L’enquête avait été ouverte après la publication par Mediapart en 2012, dans l’entre-deux tours de la présidentielle, d’un document censé prouver que la campagne victorieuse de Nicolas Sarkozy avait été financée par le régime de Mouammar Kadhafi. Témoignages de dignitaires libyens, notes des services secrets de Tripoli, accusations d’un intermédiaire… En sept ans de travail, les magistrats ont réuni une somme d’indices troublants qui ont donné corps à la thèse selon laquelle la campagne de l’ex-président français avait été financée par le régime de Mouammar Kadhafi. Toutefois, aucune preuve matérielle indiscutable n’a pour l’heure été trouvée, même si des mouvements de fonds suspects ont conduit à neuf mises en examen à ce jour.

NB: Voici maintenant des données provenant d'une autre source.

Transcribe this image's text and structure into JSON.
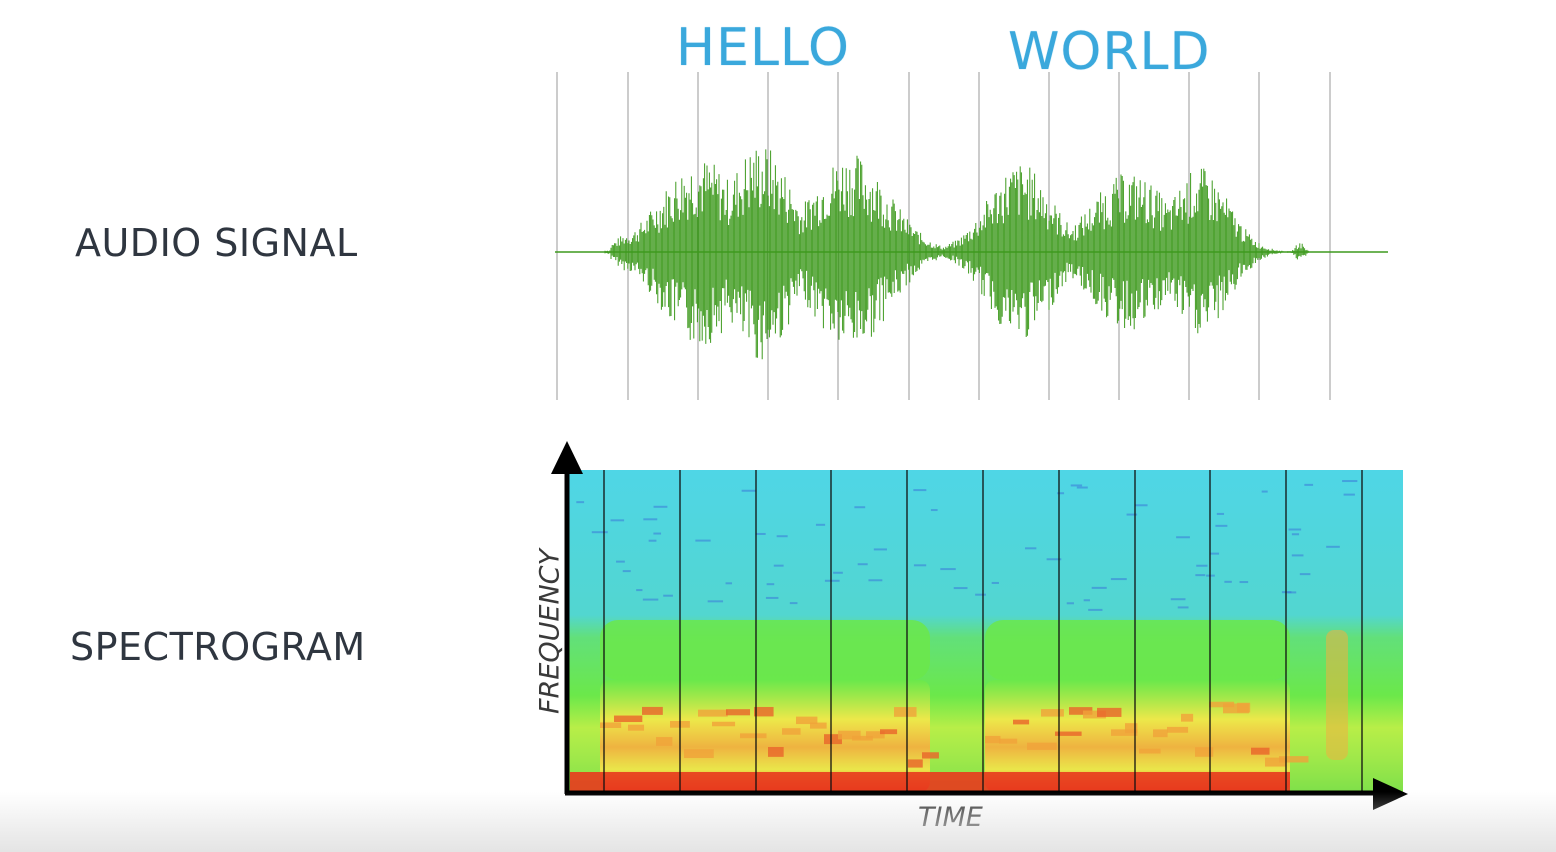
{
  "labels": {
    "audio_signal": "AUDIO SIGNAL",
    "spectrogram": "SPECTROGRAM"
  },
  "words": [
    "HELLO",
    "WORLD"
  ],
  "axes": {
    "x": "TIME",
    "y": "FREQUENCY"
  },
  "colors": {
    "word": "#3aa8dc",
    "waveform": "#3e9a1e",
    "label": "#2f3640",
    "spectrogram_low": "#4fd6e6",
    "spectrogram_mid": "#6be84a",
    "spectrogram_high": "#f0e84a",
    "spectrogram_peak": "#e83a1e"
  },
  "icons": {
    "y_arrow": "arrow-up-icon",
    "x_arrow": "arrow-right-icon"
  }
}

En novembre 2016, l’homme d’affaires Ziad Takieddine, un des mis en examen dans cette affaire et en fuite depuis sa condamnation en juin dans le volet financier de l’affaire Karachi, avait affirmé avoir remis entre fin 2006 et début 2007 cinq millions d’euros à Nicolas Sarkozy, alors ministre de l’Intérieur, et à son directeur de cabinet Claude Guéant. Outre ce dossier, dans lequel les investigations sont encore en cours, l’ex-chef de l’Etat doit être jugé du 23 novembre au 10 décembre pour « corruption » dans l’affaire dite des « écoutes » : il est soupçonné d’avoir tenté, avec son avocat Thierry Herzog, d’obtenir d’un haut magistrat, Gilbert Azibert, des informations couvertes par le secret dans une procédure judiciaire. Nicolas Sarkozy doit également être jugé du 17 mars au 15 avril 2021 pour le financement illégal de son autre campagne présidentielle, celle de 2012, dans le cadre de l’affaire Bygmalion : il lui est reproché le dépassement du plafond de dépenses de campagne. Décidément, la météo judiciaire ne sera pas clémente avec l’auteur de « Le temps des tempêtes ».